Adapun, data yang berjumlah 44 juta ini dijual dengan harga USD 25.000 atau sekitar Rp 400 juta menggunakan menggunakan mata uang Bitcoin.

"Sampai saat ini sumber datanya masih belum jelas, Namun soal asli atau tidaknya data ini ya hanya Pertamina sendiri yang bisa menjawabnya, karena aplikasi ini dibuat oleh Pertamina yang juga memiliki dan menyimpan data ini. Jalan terbaik harus dilakukan audit dan investigasi digital forensic untuk memastikan kebocoran data ini dari mana", jelas pria asal Cepu, Jawa Tengah ini.
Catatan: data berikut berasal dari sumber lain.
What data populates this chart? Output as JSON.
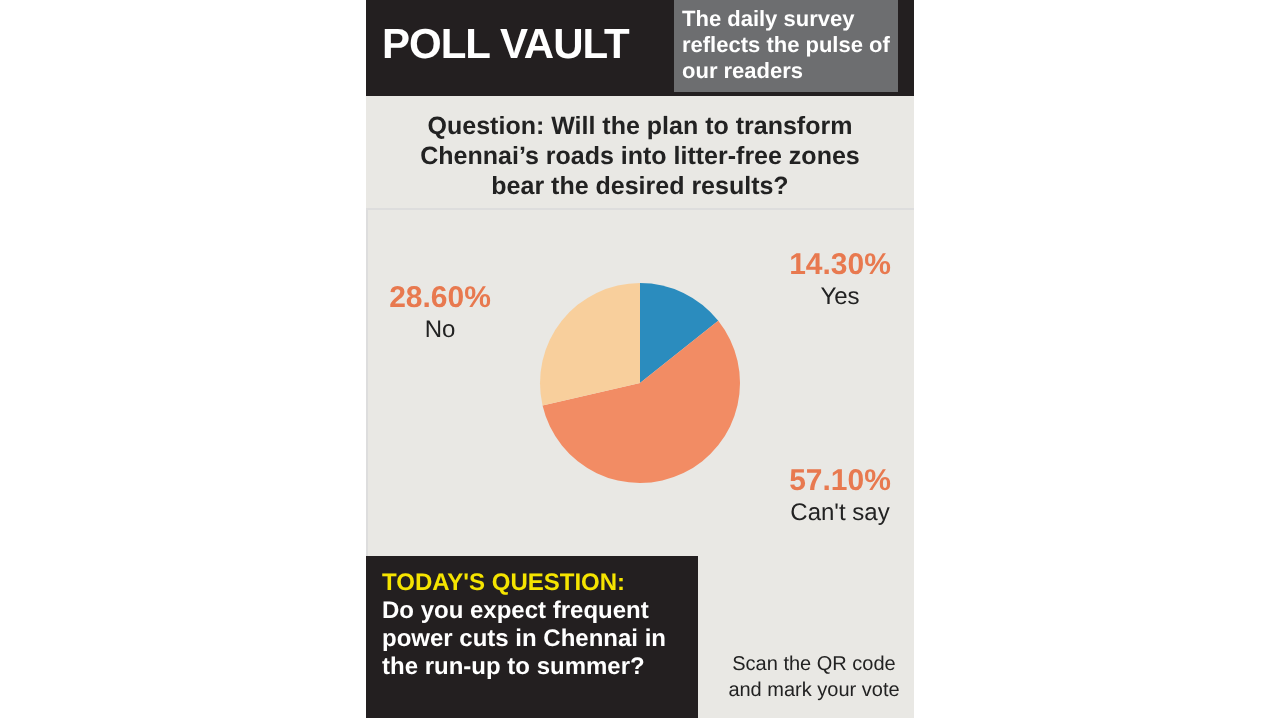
{
  "chart_data": {
    "type": "pie",
    "title": "POLL VAULT",
    "subtitle": "The daily survey reflects the pulse of our readers",
    "categories": [
      "Yes",
      "Can't say",
      "No"
    ],
    "values": [
      14.3,
      57.1,
      28.6
    ],
    "colors": [
      "#2b8cbe",
      "#f28c64",
      "#f8cf9c"
    ],
    "value_labels": [
      "14.30%",
      "57.10%",
      "28.60%"
    ],
    "annotations": [
      "Question: Will the plan to transform Chennai’s roads into litter-free zones bear the desired results?",
      "TODAY'S QUESTION:",
      "Do you expect frequent power cuts in Chennai in the run-up to summer?",
      "Scan the QR code and mark your vote"
    ]
  }
}
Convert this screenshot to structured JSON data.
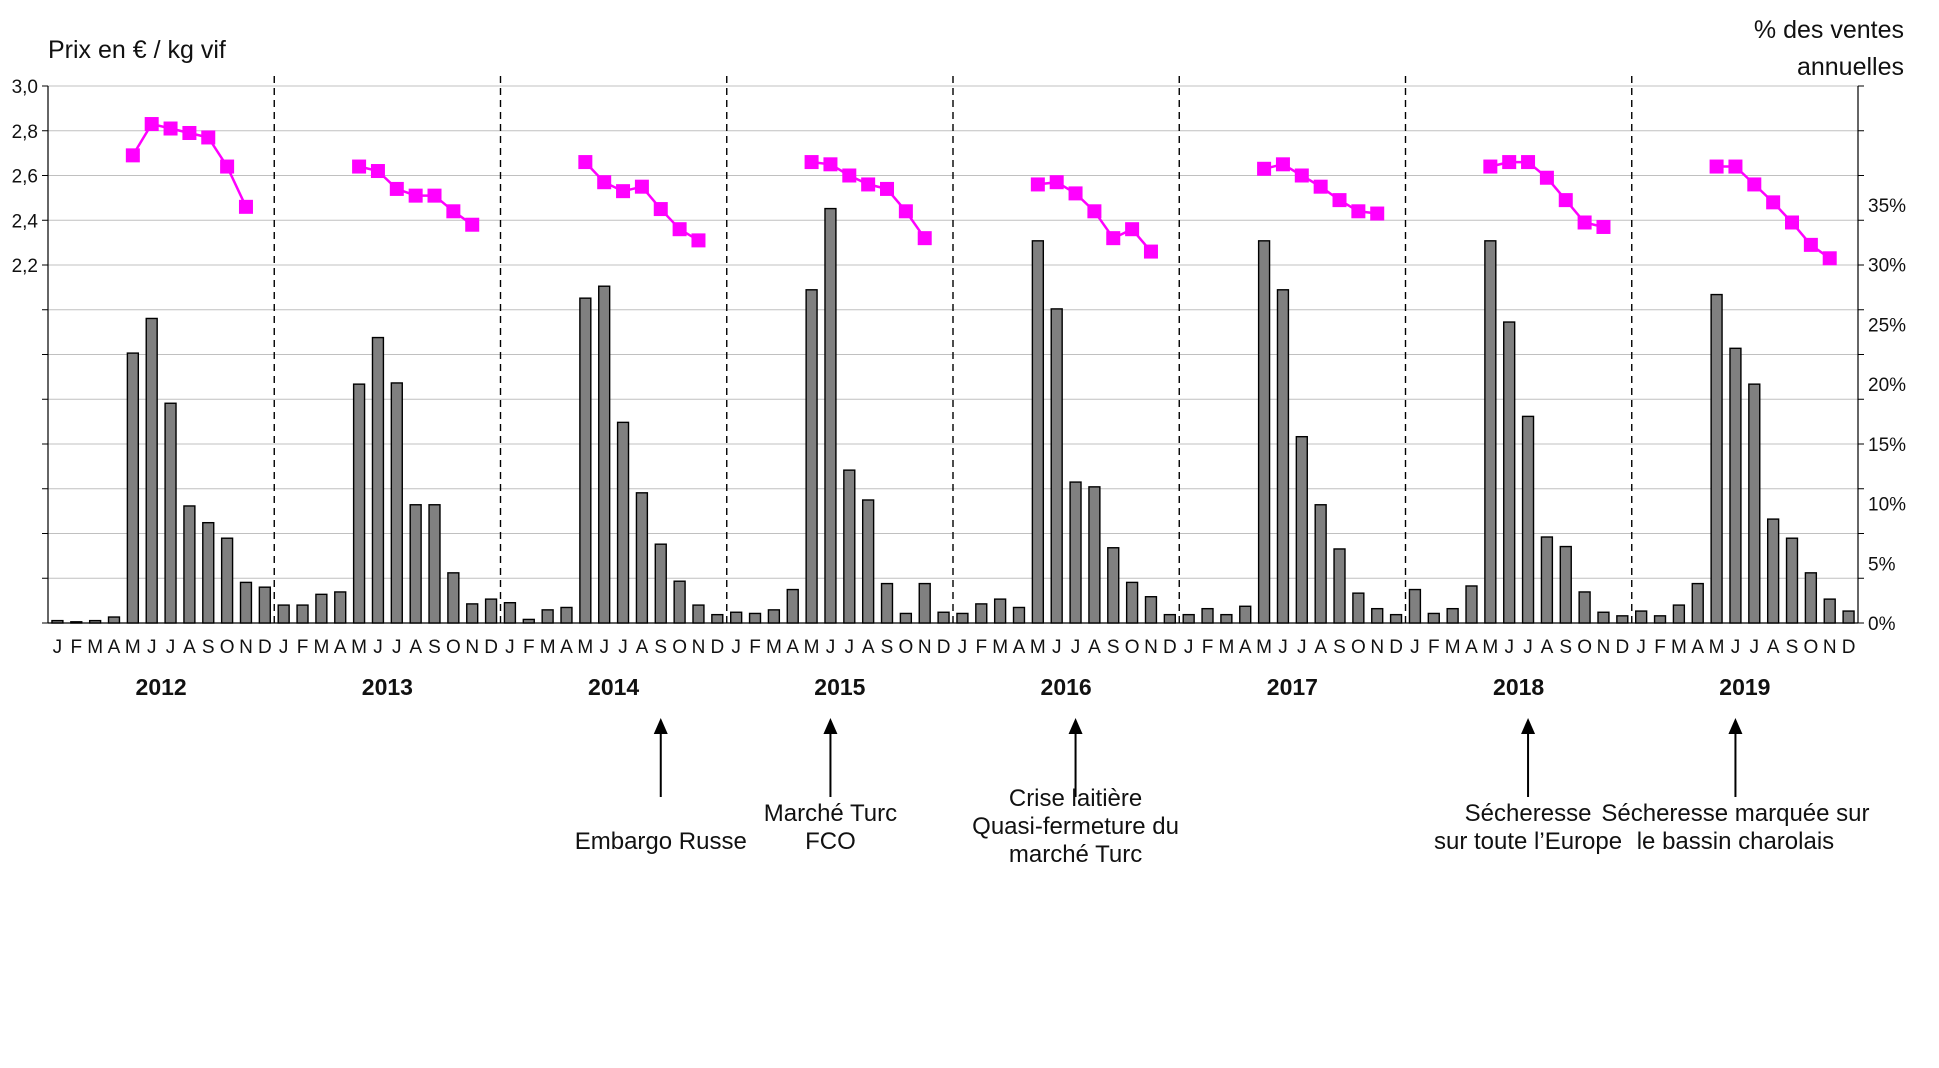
{
  "chart_data": {
    "type": "bar+line",
    "left_axis": {
      "title": "Prix en € / kg vif",
      "range": [
        2.2,
        3.0
      ],
      "ticks": [
        "3,0",
        "2,8",
        "2,6",
        "2,4",
        "2,2"
      ]
    },
    "right_axis": {
      "title_lines": [
        "% des ventes",
        "annuelles"
      ],
      "range": [
        0,
        35
      ],
      "ticks": [
        "35%",
        "30%",
        "25%",
        "20%",
        "15%",
        "10%",
        "5%",
        "0%"
      ]
    },
    "month_labels": [
      "J",
      "F",
      "M",
      "A",
      "M",
      "J",
      "J",
      "A",
      "S",
      "O",
      "N",
      "D"
    ],
    "grid": true,
    "years": [
      {
        "year": "2012",
        "sales_pct": [
          0.2,
          0.1,
          0.2,
          0.5,
          22.6,
          25.5,
          18.4,
          9.8,
          8.4,
          7.1,
          3.4,
          3.0
        ],
        "price": [
          null,
          null,
          null,
          null,
          2.69,
          2.83,
          2.81,
          2.79,
          2.77,
          2.64,
          2.46,
          null
        ]
      },
      {
        "year": "2013",
        "sales_pct": [
          1.5,
          1.5,
          2.4,
          2.6,
          20.0,
          23.9,
          20.1,
          9.9,
          9.9,
          4.2,
          1.6,
          2.0
        ],
        "price": [
          null,
          null,
          null,
          null,
          2.64,
          2.62,
          2.54,
          2.51,
          2.51,
          2.44,
          2.38,
          null
        ]
      },
      {
        "year": "2014",
        "sales_pct": [
          1.7,
          0.3,
          1.1,
          1.3,
          27.2,
          28.2,
          16.8,
          10.9,
          6.6,
          3.5,
          1.5,
          0.7
        ],
        "price": [
          null,
          null,
          null,
          null,
          2.66,
          2.57,
          2.53,
          2.55,
          2.45,
          2.36,
          2.31,
          null
        ]
      },
      {
        "year": "2015",
        "sales_pct": [
          0.9,
          0.8,
          1.1,
          2.8,
          27.9,
          34.7,
          12.8,
          10.3,
          3.3,
          0.8,
          3.3,
          0.9
        ],
        "price": [
          null,
          null,
          null,
          null,
          2.66,
          2.65,
          2.6,
          2.56,
          2.54,
          2.44,
          2.32,
          null
        ]
      },
      {
        "year": "2016",
        "sales_pct": [
          0.8,
          1.6,
          2.0,
          1.3,
          32.0,
          26.3,
          11.8,
          11.4,
          6.3,
          3.4,
          2.2,
          0.7
        ],
        "price": [
          null,
          null,
          null,
          null,
          2.56,
          2.57,
          2.52,
          2.44,
          2.32,
          2.36,
          2.26,
          null
        ]
      },
      {
        "year": "2017",
        "sales_pct": [
          0.7,
          1.2,
          0.7,
          1.4,
          32.0,
          27.9,
          15.6,
          9.9,
          6.2,
          2.5,
          1.2,
          0.7
        ],
        "price": [
          null,
          null,
          null,
          null,
          2.63,
          2.65,
          2.6,
          2.55,
          2.49,
          2.44,
          2.43,
          null
        ]
      },
      {
        "year": "2018",
        "sales_pct": [
          2.8,
          0.8,
          1.2,
          3.1,
          32.0,
          25.2,
          17.3,
          7.2,
          6.4,
          2.6,
          0.9,
          0.6
        ],
        "price": [
          null,
          null,
          null,
          null,
          2.64,
          2.66,
          2.66,
          2.59,
          2.49,
          2.39,
          2.37,
          null
        ]
      },
      {
        "year": "2019",
        "sales_pct": [
          1.0,
          0.6,
          1.5,
          3.3,
          27.5,
          23.0,
          20.0,
          8.7,
          7.1,
          4.2,
          2.0,
          1.0
        ],
        "price": [
          null,
          null,
          null,
          null,
          2.64,
          2.64,
          2.56,
          2.48,
          2.39,
          2.29,
          2.23,
          null
        ]
      }
    ],
    "annotations": [
      {
        "year": "2014",
        "month_index": 8,
        "lines": [
          "Embargo Russe"
        ]
      },
      {
        "year": "2015",
        "month_index": 5,
        "lines": [
          "Marché Turc",
          "FCO"
        ]
      },
      {
        "year": "2016",
        "month_index": 6,
        "lines": [
          "Crise laitière",
          "Quasi-fermeture du",
          "marché Turc"
        ]
      },
      {
        "year": "2018",
        "month_index": 6,
        "lines": [
          "Sécheresse",
          "sur toute l’Europe"
        ]
      },
      {
        "year": "2019",
        "month_index": 5,
        "lines": [
          "Sécheresse marquée sur",
          "le bassin charolais"
        ]
      }
    ],
    "colors": {
      "bar_fill": "#808080",
      "bar_stroke": "#000000",
      "price_line": "#ff00ff",
      "gridline": "#c0c0c0",
      "separator": "#000000"
    }
  }
}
Disampaikannya, perlu dicek dahulu sistem informasi dari aplikasi MyPertamina yang datanya dibocorkan oleh Bjorka. Apabila ditemukan lubang keamanan, berarti kemungkinan besar memang terjadi peretasan dan pencurian data.

Namun dengan pengecekan yang menyeluruh dan digital forensic, bila benar-benar tidak ditemukan celah keamanan dan jejak digital peretasan, ada kemungkinan kebocoran data ini terjadi karena insider atau data ini bocor oleh orang dalam.

"Bila benar ini data MyPertamina, maka berlaku pada Pasal 46 UU PDP ayat 1 dan 2, yang isinya bahwa dalam hal terjadi kegagalan perlindungan data pribadi maka pengendali data pribadi wajib menyampaikan pemberitahuan secara tertulis, paling lambat 3 x 24 jam. Pemberitahuan itu disampaikan kepada subyek data pribadi dan Lembaga Pelaksana Pelindungan Data Pribadi (LPPDP). Pemberitahuan minimal harus memuat data pribadi yang terungkap, kapan dan bagaimana data pribadi terungkap, dan upaya penanganan dan pemulihan atas terungkapnya oleh pengendali data pribadi", tuturnya.

Melihat kasus ini, menurut Pratama, Presiden Joko Widodo (Jokowi) harus segera membentuk lembaga otoritas PDP.